Common Failure Classes
- Expected role ceiling denial:
- actor role lacks grant ceiling for requested target role.
- Scope mismatch:
- target project outside actor tenant boundary.
- Cross-tenant binding conflict:
- user already has active membership in another tenant (strict mode).
- Platform-role binding unavailable:
- role-binding store/dependency unavailable.
Mitigation
- Expected denial:
- communicate correct grant ceiling and retry with permitted role.
- Scope mismatch:
- correct tenant/project selection in UI/CLI and retry.
- Cross-tenant user move:
- use approved rehome flow where allowed and audited.
- Dependency degradation:
- restore backing store/service before retrying IAM mutations.
Recovery Criteria
- IAM mutation paths return expected deterministic outcomes.

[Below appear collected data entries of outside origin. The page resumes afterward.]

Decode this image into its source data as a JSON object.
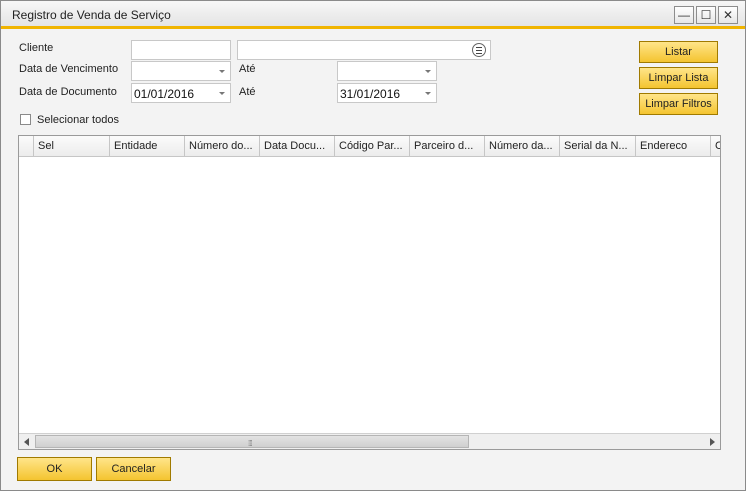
{
  "window": {
    "title": "Registro de Venda de Serviço",
    "minimize_glyph": "—",
    "maximize_glyph": "☐",
    "close_glyph": "✕"
  },
  "filters": {
    "cliente_label": "Cliente",
    "cliente_code": "",
    "cliente_name": "",
    "vencimento_label": "Data de Vencimento",
    "vencimento_from": "",
    "vencimento_ate_label": "Até",
    "vencimento_to": "",
    "documento_label": "Data de Documento",
    "documento_from": "01/01/2016",
    "documento_ate_label": "Até",
    "documento_to": "31/01/2016",
    "selecionar_todos_label": "Selecionar todos",
    "selecionar_todos_checked": false
  },
  "side_buttons": {
    "listar": "Listar",
    "limpar_lista": "Limpar Lista",
    "limpar_filtros": "Limpar Filtros"
  },
  "grid": {
    "columns": [
      "",
      "Sel",
      "Entidade",
      "Número do...",
      "Data Docu...",
      "Código Par...",
      "Parceiro d...",
      "Número da...",
      "Serial da N...",
      "Endereco",
      "C"
    ],
    "rows": [],
    "scroll_grip": "⁞⁞⁞"
  },
  "footer": {
    "ok": "OK",
    "cancelar": "Cancelar"
  },
  "colors": {
    "accent_bar": "#f0b400",
    "button_yellow": "#f4c430"
  }
}
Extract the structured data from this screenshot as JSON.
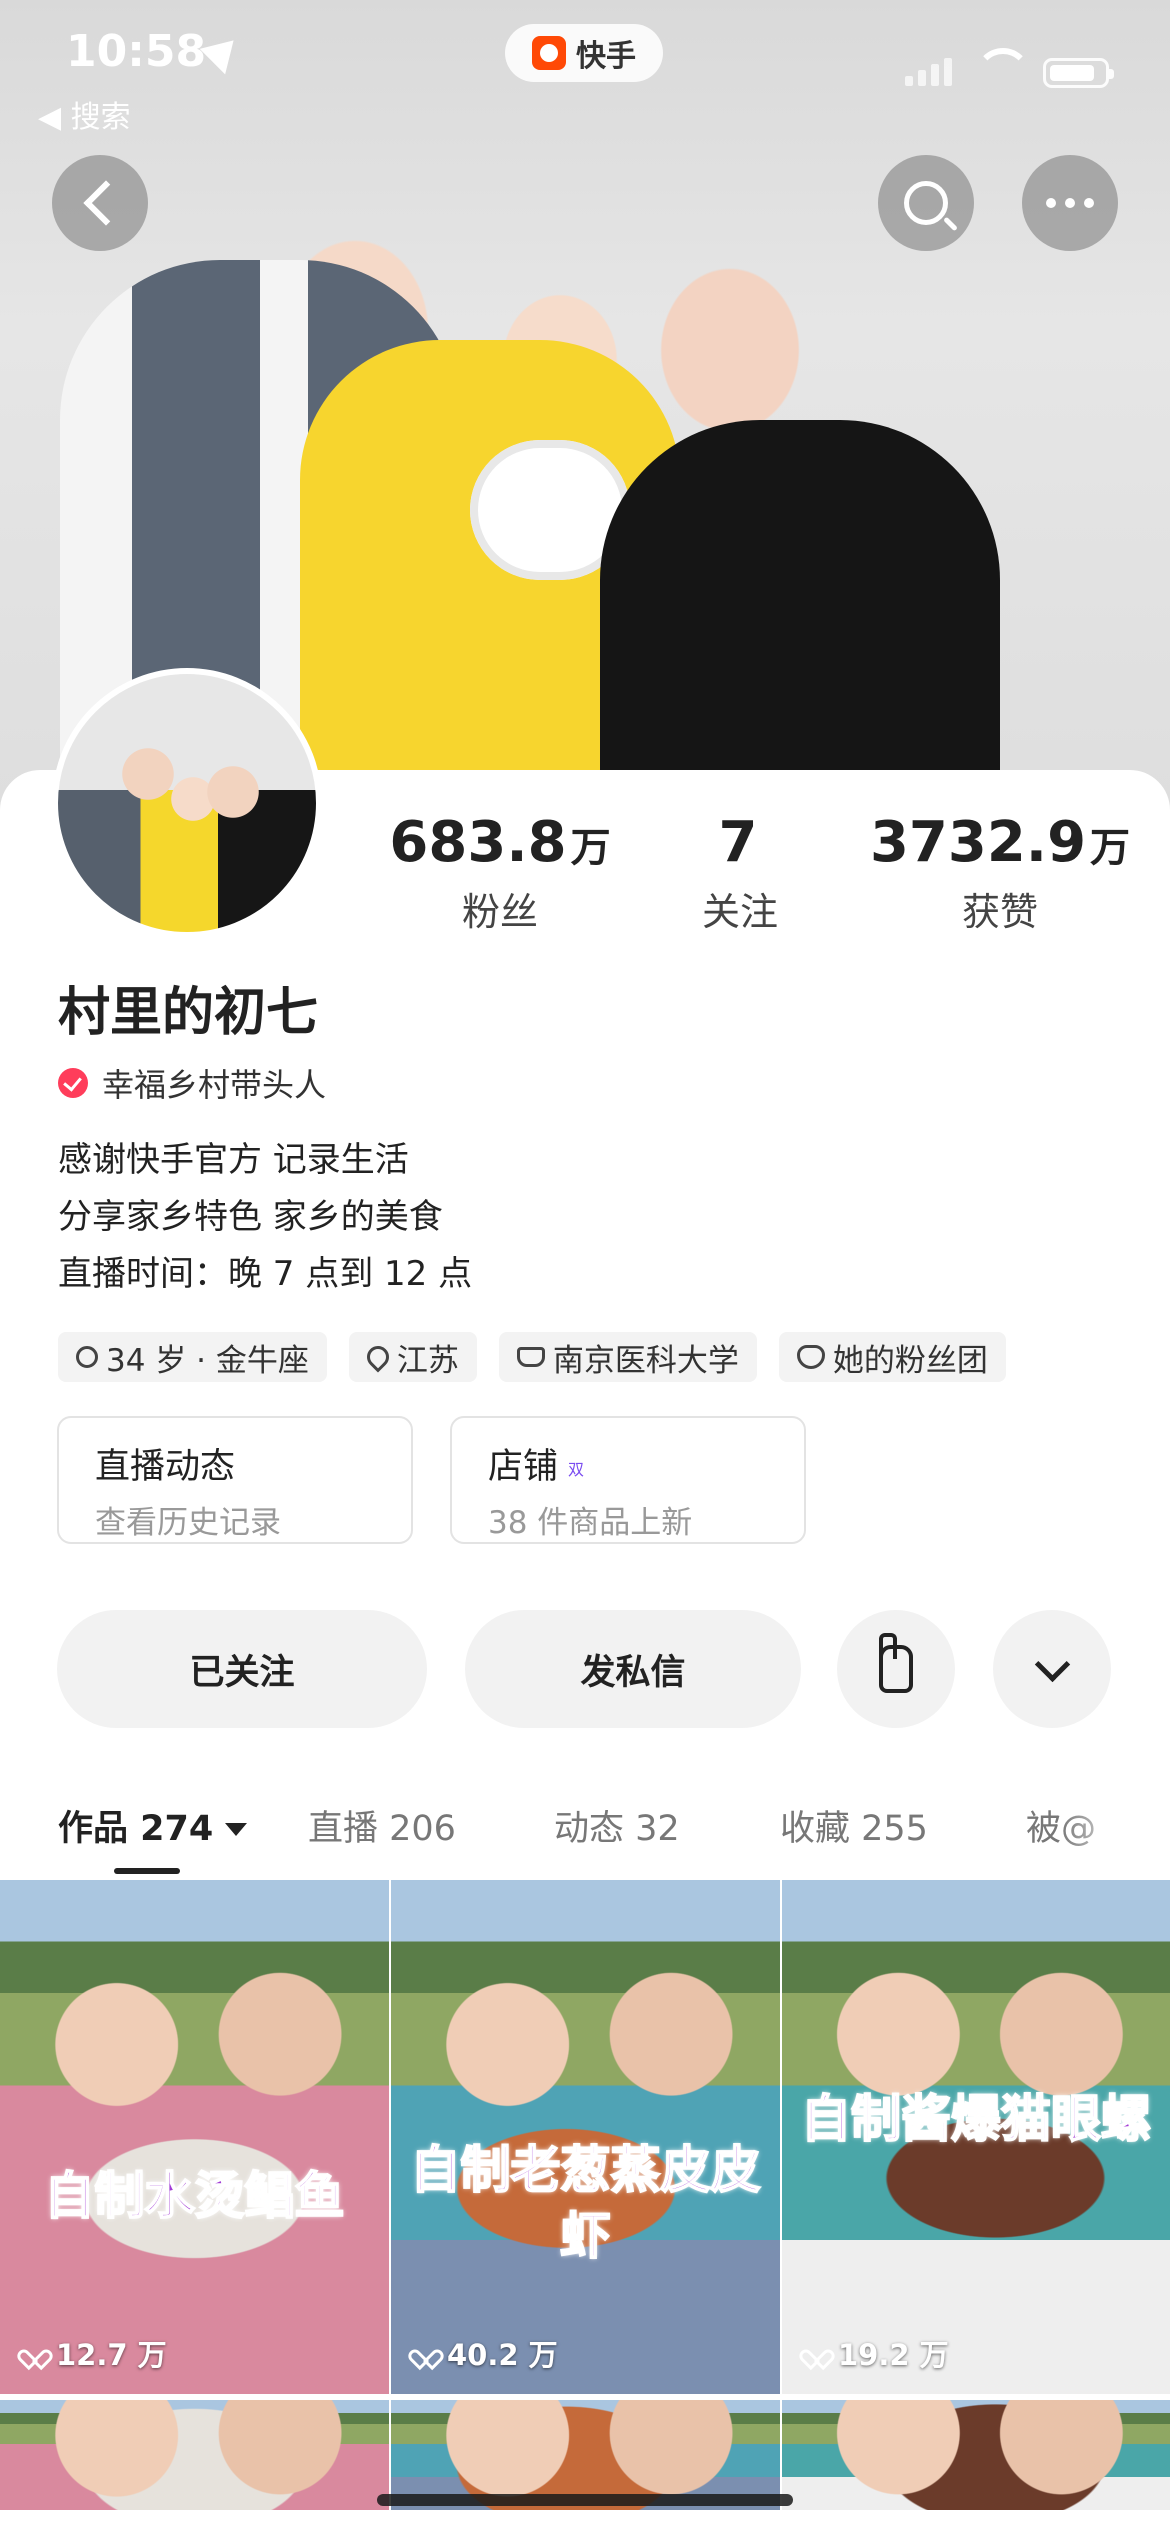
{
  "status": {
    "time": "10:58",
    "back_app": "◀ 搜索",
    "app_name": "快手"
  },
  "profile": {
    "stats": [
      {
        "value": "683.8",
        "unit": "万",
        "label": "粉丝"
      },
      {
        "value": "7",
        "unit": "",
        "label": "关注"
      },
      {
        "value": "3732.9",
        "unit": "万",
        "label": "获赞"
      }
    ],
    "name": "村里的初七",
    "verified_title": "幸福乡村带头人",
    "bio": [
      "感谢快手官方  记录生活",
      "分享家乡特色 家乡的美食",
      "直播时间：晚 7 点到 12 点"
    ],
    "tags": [
      {
        "icon": "gender-icon",
        "text": "34 岁 · 金牛座"
      },
      {
        "icon": "location-icon",
        "text": "江苏"
      },
      {
        "icon": "school-icon",
        "text": "南京医科大学"
      },
      {
        "icon": "fan-group-icon",
        "text": "她的粉丝团"
      }
    ],
    "features": {
      "live": {
        "title": "直播动态",
        "subtitle": "查看历史记录"
      },
      "shop": {
        "title": "店铺",
        "subtitle": "38 件商品上新",
        "mark": "双"
      }
    },
    "actions": {
      "followed": "已关注",
      "message": "发私信"
    }
  },
  "tabs": [
    {
      "label": "作品 274",
      "active": true
    },
    {
      "label": "直播 206"
    },
    {
      "label": "动态 32"
    },
    {
      "label": "收藏 255"
    },
    {
      "label": "被@"
    }
  ],
  "videos": [
    {
      "caption": "自制水烫鲳鱼",
      "likes": "12.7 万"
    },
    {
      "caption": "自制老葱蒸皮皮虾",
      "likes": "40.2 万"
    },
    {
      "caption": "自制酱爆猫眼螺",
      "likes": "19.2 万"
    }
  ],
  "colors": {
    "brand": "#ff4906",
    "verified": "#ff3d5b",
    "caption": "#a23bd6"
  }
}
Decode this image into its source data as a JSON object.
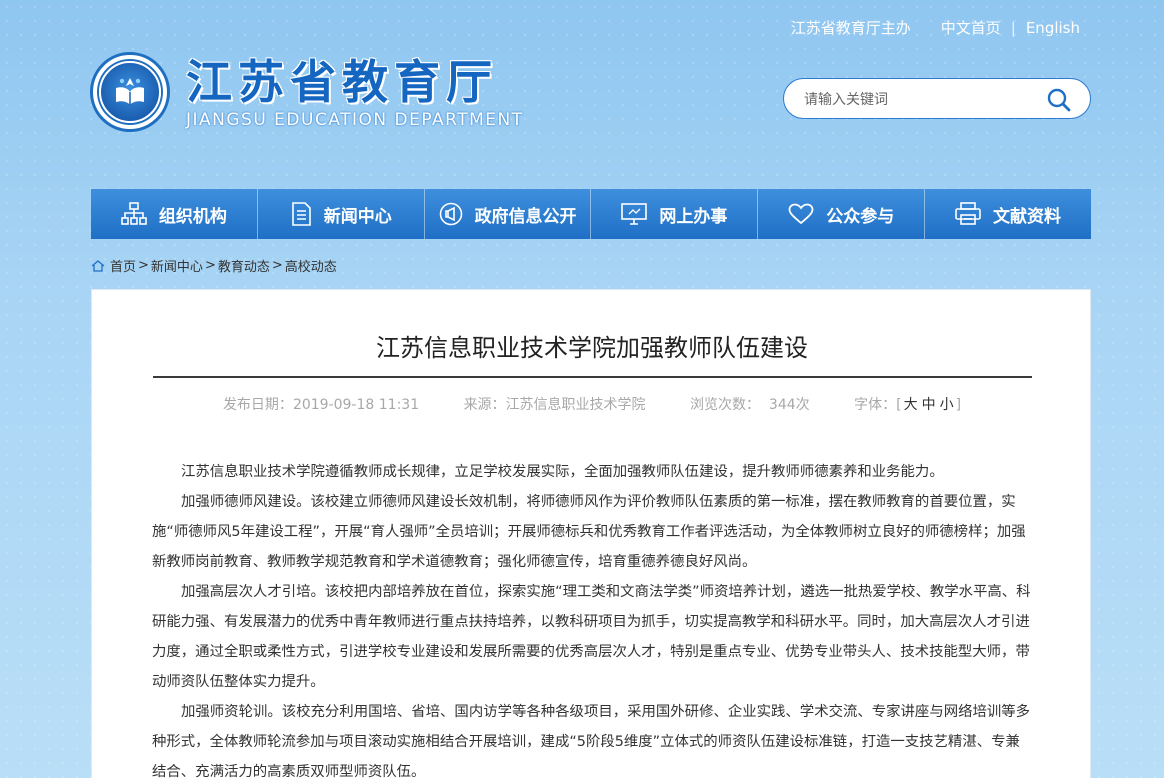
{
  "header": {
    "sponsor": "江苏省教育厅主办",
    "home_cn": "中文首页",
    "separator": "|",
    "english": "English",
    "logo_cn": "江苏省教育厅",
    "logo_en": "JIANGSU EDUCATION DEPARTMENT"
  },
  "search": {
    "placeholder": "请输入关键词",
    "icon": "search-icon"
  },
  "nav": {
    "items": [
      {
        "label": "组织机构",
        "icon": "org-chart-icon"
      },
      {
        "label": "新闻中心",
        "icon": "document-icon"
      },
      {
        "label": "政府信息公开",
        "icon": "announcement-icon"
      },
      {
        "label": "网上办事",
        "icon": "monitor-icon"
      },
      {
        "label": "公众参与",
        "icon": "heart-icon"
      },
      {
        "label": "文献资料",
        "icon": "printer-icon"
      }
    ]
  },
  "breadcrumb": {
    "home": "首页",
    "news": "新闻中心",
    "edu": "教育动态",
    "college": "高校动态",
    "sep": ">"
  },
  "article": {
    "title": "江苏信息职业技术学院加强教师队伍建设",
    "publish_label": "发布日期：",
    "publish_date": "2019-09-18 11:31",
    "source_label": "来源：",
    "source": "江苏信息职业技术学院",
    "views_label": "浏览次数：",
    "views": "344次",
    "font_label": "字体：",
    "font_open": "[",
    "font_large": "大",
    "font_medium": "中",
    "font_small": "小",
    "font_close": "]",
    "paragraphs": [
      "江苏信息职业技术学院遵循教师成长规律，立足学校发展实际，全面加强教师队伍建设，提升教师师德素养和业务能力。",
      "加强师德师风建设。该校建立师德师风建设长效机制，将师德师风作为评价教师队伍素质的第一标准，摆在教师教育的首要位置，实施“师德师风5年建设工程”，开展“育人强师”全员培训；开展师德标兵和优秀教育工作者评选活动，为全体教师树立良好的师德榜样；加强新教师岗前教育、教师教学规范教育和学术道德教育；强化师德宣传，培育重德养德良好风尚。",
      "加强高层次人才引培。该校把内部培养放在首位，探索实施“理工类和文商法学类”师资培养计划，遴选一批热爱学校、教学水平高、科研能力强、有发展潜力的优秀中青年教师进行重点扶持培养，以教科研项目为抓手，切实提高教学和科研水平。同时，加大高层次人才引进力度，通过全职或柔性方式，引进学校专业建设和发展所需要的优秀高层次人才，特别是重点专业、优势专业带头人、技术技能型大师，带动师资队伍整体实力提升。",
      "加强师资轮训。该校充分利用国培、省培、国内访学等各种各级项目，采用国外研修、企业实践、学术交流、专家讲座与网络培训等多种形式，全体教师轮流参加与项目滚动实施相结合开展培训，建成“5阶段5维度”立体式的师资队伍建设标准链，打造一支技艺精湛、专兼结合、充满活力的高素质双师型师资队伍。"
    ]
  }
}
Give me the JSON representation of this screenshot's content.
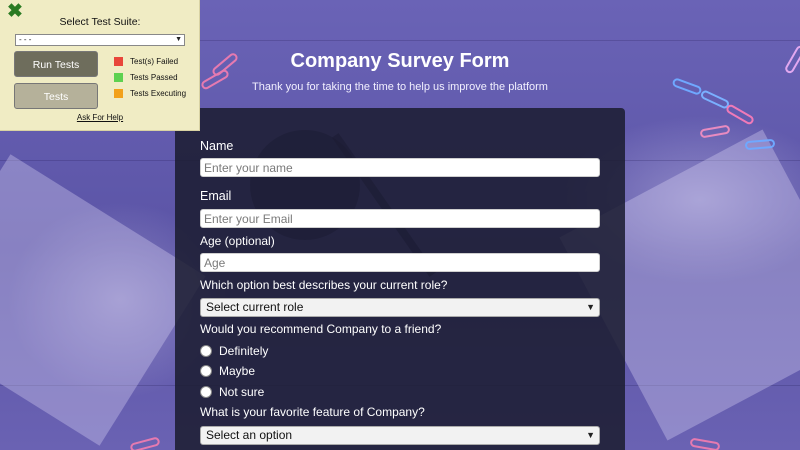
{
  "runner": {
    "suite_label": "Select Test Suite:",
    "suite_value": "- - -",
    "run_button": "Run Tests",
    "tests_button": "Tests",
    "legend": [
      {
        "label": "Test(s) Failed",
        "color": "#e8463a"
      },
      {
        "label": "Tests Passed",
        "color": "#5ed14f"
      },
      {
        "label": "Tests Executing",
        "color": "#f2a11a"
      }
    ],
    "help_link": "Ask For Help",
    "close_icon": "close-icon"
  },
  "header": {
    "title": "Company Survey Form",
    "subtitle": "Thank you for taking the time to help us improve the platform"
  },
  "form": {
    "name_label": "Name",
    "name_placeholder": "Enter your name",
    "email_label": "Email",
    "email_placeholder": "Enter your Email",
    "age_label": "Age (optional)",
    "age_placeholder": "Age",
    "role_question": "Which option best describes your current role?",
    "role_value": "Select current role",
    "recommend_question": "Would you recommend Company to a friend?",
    "recommend_options": [
      "Definitely",
      "Maybe",
      "Not sure"
    ],
    "feature_question": "What is your favorite feature of Company?",
    "feature_value": "Select an option"
  },
  "colors": {
    "panel": "#1b1c30",
    "background": "#5f57a8",
    "runner_bg": "#f0ecc4"
  }
}
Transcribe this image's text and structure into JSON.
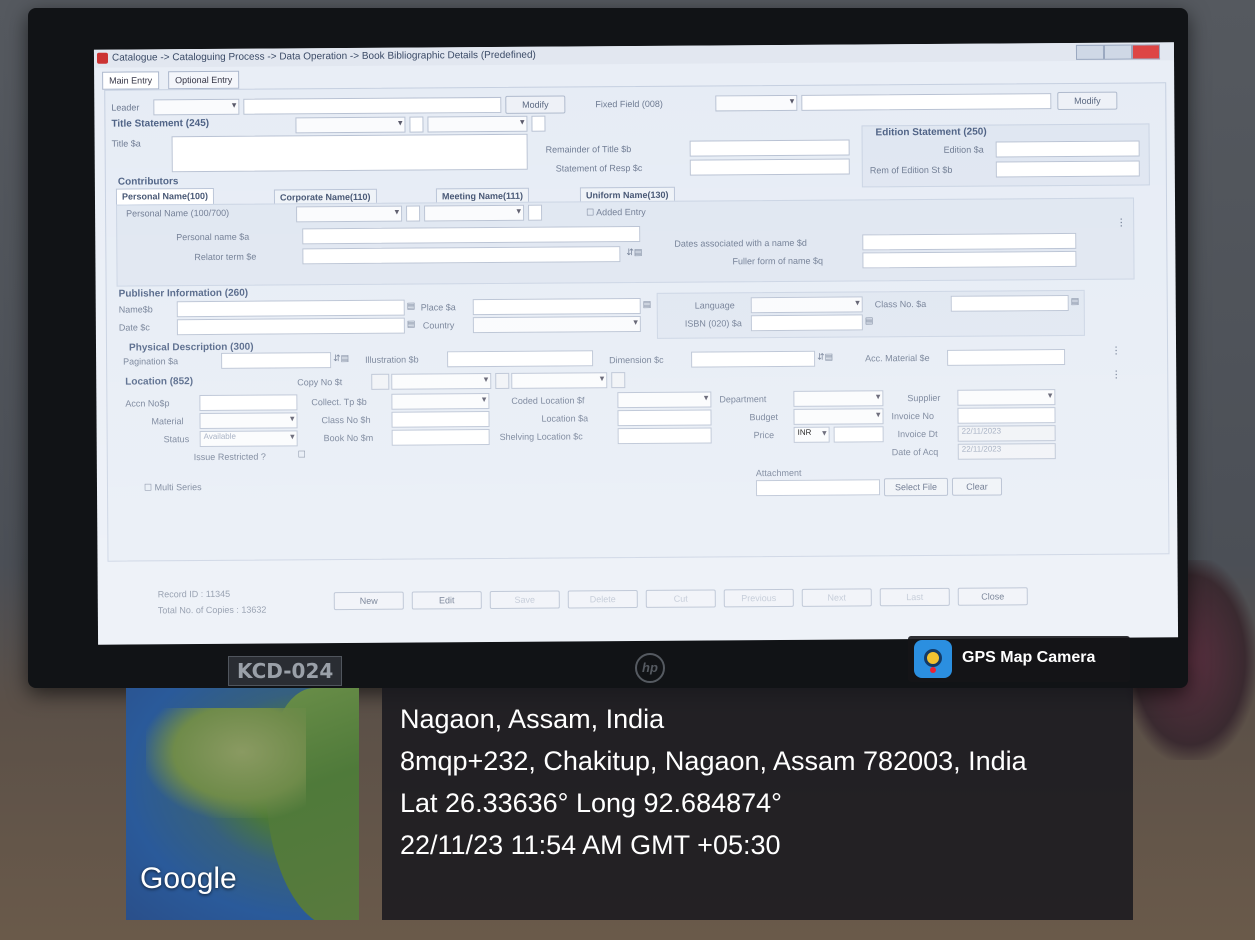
{
  "window": {
    "breadcrumb": "Catalogue -> Cataloguing Process -> Data Operation -> Book Bibliographic Details (Predefined)",
    "tabs": [
      "Main Entry",
      "Optional Entry"
    ]
  },
  "form": {
    "leader_label": "Leader",
    "modify_label": "Modify",
    "fixed_field_label": "Fixed Field (008)",
    "title_statement": "Title Statement (245)",
    "title_sa": "Title $a",
    "remainder_of_title": "Remainder of Title $b",
    "statement_of_resp": "Statement of Resp $c",
    "edition_statement": "Edition Statement (250)",
    "edition_sa": "Edition $a",
    "rem_of_edition": "Rem of Edition St $b",
    "contributors": "Contributors",
    "contributor_tabs": [
      "Personal Name(100)",
      "Corporate Name(110)",
      "Meeting Name(111)",
      "Uniform Name(130)"
    ],
    "personal_name_700": "Personal Name (100/700)",
    "added_entry": "Added Entry",
    "personal_name_sa": "Personal name $a",
    "relator_term": "Relator term $e",
    "dates_assoc": "Dates associated with a name $d",
    "fuller_form": "Fuller form of name $q",
    "publisher_info": "Publisher Information (260)",
    "name_sb": "Name$b",
    "date_sc": "Date $c",
    "place_sa": "Place $a",
    "country": "Country",
    "language": "Language",
    "class_no_sa": "Class No. $a",
    "isbn": "ISBN (020) $a",
    "physical_desc": "Physical Description (300)",
    "pagination": "Pagination $a",
    "illustration": "Illustration $b",
    "dimension": "Dimension $c",
    "acc_material": "Acc. Material $e",
    "location": "Location (852)",
    "copy_no": "Copy No $t",
    "accn_no": "Accn No$p",
    "collect_tp": "Collect. Tp $b",
    "coded_location": "Coded Location $f",
    "department": "Department",
    "supplier": "Supplier",
    "material": "Material",
    "class_no_sh": "Class No $h",
    "location_sa": "Location $a",
    "budget": "Budget",
    "invoice_no": "Invoice No",
    "status_label": "Status",
    "status_value": "Available",
    "book_no": "Book No $m",
    "shelving_location": "Shelving Location $c",
    "price": "Price",
    "price_currency": "INR",
    "invoice_dt": "Invoice Dt",
    "invoice_dt_value": "22/11/2023",
    "date_of_acq": "Date of Acq",
    "date_of_acq_value": "22/11/2023",
    "issue_restricted": "Issue Restricted ?",
    "multi_series": "Multi Series",
    "attachment": "Attachment",
    "select_file": "Select File",
    "clear": "Clear"
  },
  "footer": {
    "record_id": "Record ID :   11345",
    "total_copies": "Total No. of Copies : 13632",
    "buttons": [
      "New",
      "Edit",
      "Save",
      "Delete",
      "Cut",
      "Previous",
      "Next",
      "Last",
      "Close"
    ]
  },
  "monitor": {
    "model_label": "KCD-024",
    "brand": "hp"
  },
  "gps": {
    "app_name": "GPS Map Camera",
    "map_label": "Google",
    "place": "Nagaon, Assam, India",
    "address": "8mqp+232, Chakitup, Nagaon, Assam 782003, India",
    "coords": "Lat 26.33636° Long 92.684874°",
    "datetime": "22/11/23 11:54 AM GMT +05:30"
  }
}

- Audit logs are present for privileged successful mutations.
- No unresolved incidents with ambiguous scope/ceiling behavior.
Evidence to Capture
correlation_id, trace_id, actor/target IDs, scope IDs.
- Error envelopes and log excerpts showing decision path.
- Audit log rows for successful privileged mutations.
- Runbook decision and final remediation action.